Let me explain: when I completed a semester, I cleaned my school
folder by zipping up each folder and transferring that to my portable SSD. However, Google Drive files are hosted online, and the locally stored*"files"* are just url pointers to the actual file online. To get the actual content, you need to export the file to a common file format. For one report I worked on last week, it's not too hard to do. For 50+ documents accumulated over an entire semester? yeeeeeaaaaaahhhhh, no.
So I did what any self-respecting programmer would do: I automated it. I wrote hardcopy - a command line utility that traverses a given directory (presumably a Google Drive folder/subfolder) and converts Google Document/Sheet/Slide files to their respective offline equivalents( .pdf's and .xlsx's). I used Node.JS and the Google Drive npm packages to do this. I chose Node because I ran into Commander (a nifty npm package for building CLIs) and it really made me want to build CLIs since it was so easy with that package.
There's a bit of acrobatics you need to go through to obtain the right Google Drive API keys, but once that's done. It goes something like this:
$ hardcopy ~/Google Drive/school/2017-RU-Spring
Found "Digital Logic Design/report-1.gdoc"
...
And so on. It's not the prettiest, most user-friendly CLI ever, but it works for me. It exports the files from <filename>.gdoc
to <filename>.gdoc.pdf
so I know which files were originally Google Documents.

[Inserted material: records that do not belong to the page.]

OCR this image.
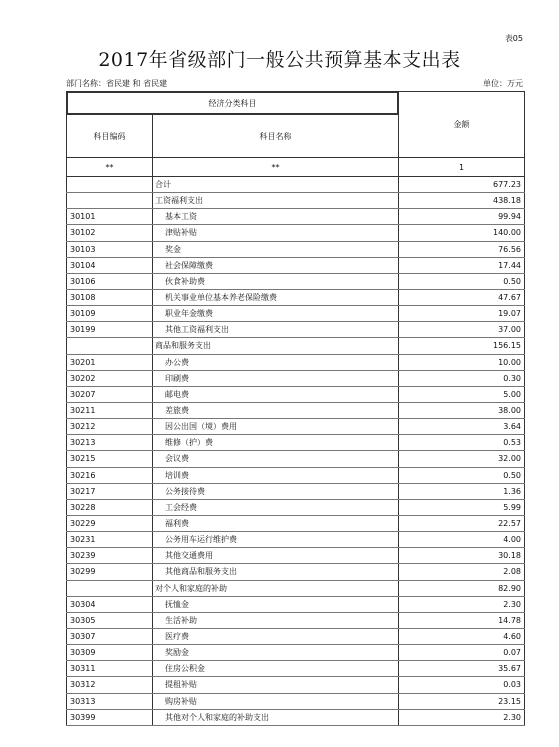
表05
2017年省级部门一般公共预算基本支出表
部门名称：省民建 和 省民建	单位：万元
经济分类科目		金额
科目编码	科目名称	
**	**	1
	合计	677.23
	工资福利支出	438.18
30101	基本工资	99.94
30102	津贴补贴	140.00
30103	奖金	76.56
30104	社会保障缴费	17.44
30106	伙食补助费	0.50
30108	机关事业单位基本养老保险缴费	47.67
30109	职业年金缴费	19.07
30199	其他工资福利支出	37.00
	商品和服务支出	156.15
30201	办公费	10.00
30202	印刷费	0.30
30207	邮电费	5.00
30211	差旅费	38.00
30212	因公出国（境）费用	3.64
30213	维修（护）费	0.53
30215	会议费	32.00
30216	培训费	0.50
30217	公务接待费	1.36
30228	工会经费	5.99
30229	福利费	22.57
30231	公务用车运行维护费	4.00
30239	其他交通费用	30.18
30299	其他商品和服务支出	2.08
	对个人和家庭的补助	82.90
30304	抚恤金	2.30
30305	生活补助	14.78
30307	医疗费	4.60
30309	奖励金	0.07
30311	住房公积金	35.67
30312	提租补贴	0.03
30313	购房补贴	23.15
30399	其他对个人和家庭的补助支出	2.30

My initial version was pretty fast (totally baseless, didn't actually run any benchmarking lol) and it could export about ~20 documents in a minute or so.
I was curious to see if I could utilize multithreading to speed up file export, so I rewrote the CLI in Python - figure'd it would be worth a shot. However, I ran into a byte streaming issue with the Google Drive library for Python that hadn't been fixed, so I was left with single-threaded, blocking file export version of hardcopy. Needless to say, it was a lot slower than the non-blocking Node version.
So yeah, hardcopy and hardcopy-python are both hosted on my Github. Check 'em out, clone/fork/do what you want to them. I do plan to revisit the Python version and see if I can get the multithreading to work - hopefully the recent work in turning Google Drive into Google Backup + Storage fixed the chunk streaming issue. Probably not, but who knows :)?